Before we write a function, here is a review of vocabulary associated with them:
The placeholder variables for inputs are parameters
Arguments are the values assigned to parameters during a call
To call a function means using it to compute something
The body is the code inside a function
A function’s scope is the local context in which it runs code
The return value is the output of a function
In Python, a function begins with the def
keyword, followed by:
The name of the function
A list of parameters surrounded by parentheses
A colon
:
There is no practical limit to the number of parameters. Code in the body of
the function should be indented according to the same conventions for loops and
conditionals (four spaces).
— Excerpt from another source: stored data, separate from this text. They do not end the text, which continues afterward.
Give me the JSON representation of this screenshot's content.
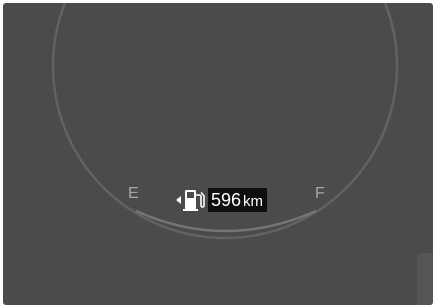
{
  "gauge": {
    "empty_label": "E",
    "full_label": "F"
  },
  "fuel": {
    "icon": "fuel-pump-icon",
    "side_indicator": "left-arrow-icon",
    "range_value": "596",
    "range_unit": "km"
  },
  "colors": {
    "panel_background": "#4b4b4b",
    "dial_ring": "#626262",
    "label_text": "#a9a9a9",
    "readout_background": "#0e0e0e",
    "readout_text": "#ffffff"
  }
}
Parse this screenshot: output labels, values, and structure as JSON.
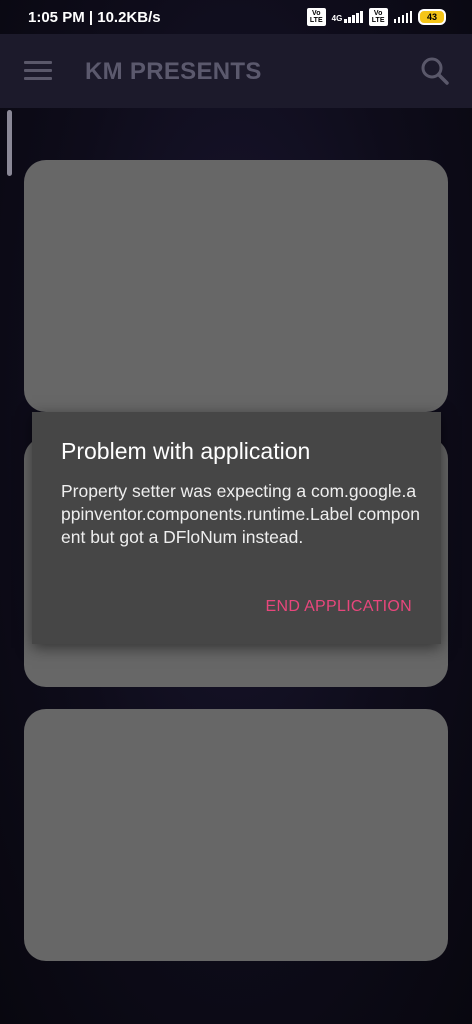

To return a result from the function, use the
return
keyword.
Here is a very simple function that returns True
/False
depending on whether
text
starts with character
.
def starts_with(text, character):
first_char = text[0]
return first_char == character
Call the function by writing out its name and supplying it with arguments.
starts_with("Book", "B")
True
Here are some more examples:
starts_with("natural language processing", "w")
False
to_test = [("token", "t"), ("Character", "c")]
for testing_pair in to_test:
text = testing_pair[0]
character = testing_pair[1]
text_starts_with_char = starts_with(text, character)
print(text, "starts with", character, "is", text_starts_with_char)
token starts with t is True
Character starts with c is False
When we speak of a function’s scope, we are talking about the local context for that function. Typically, variables inside the function or its arguments are not the same as the ones you set elsewhere in your code, even if the names of those variables match.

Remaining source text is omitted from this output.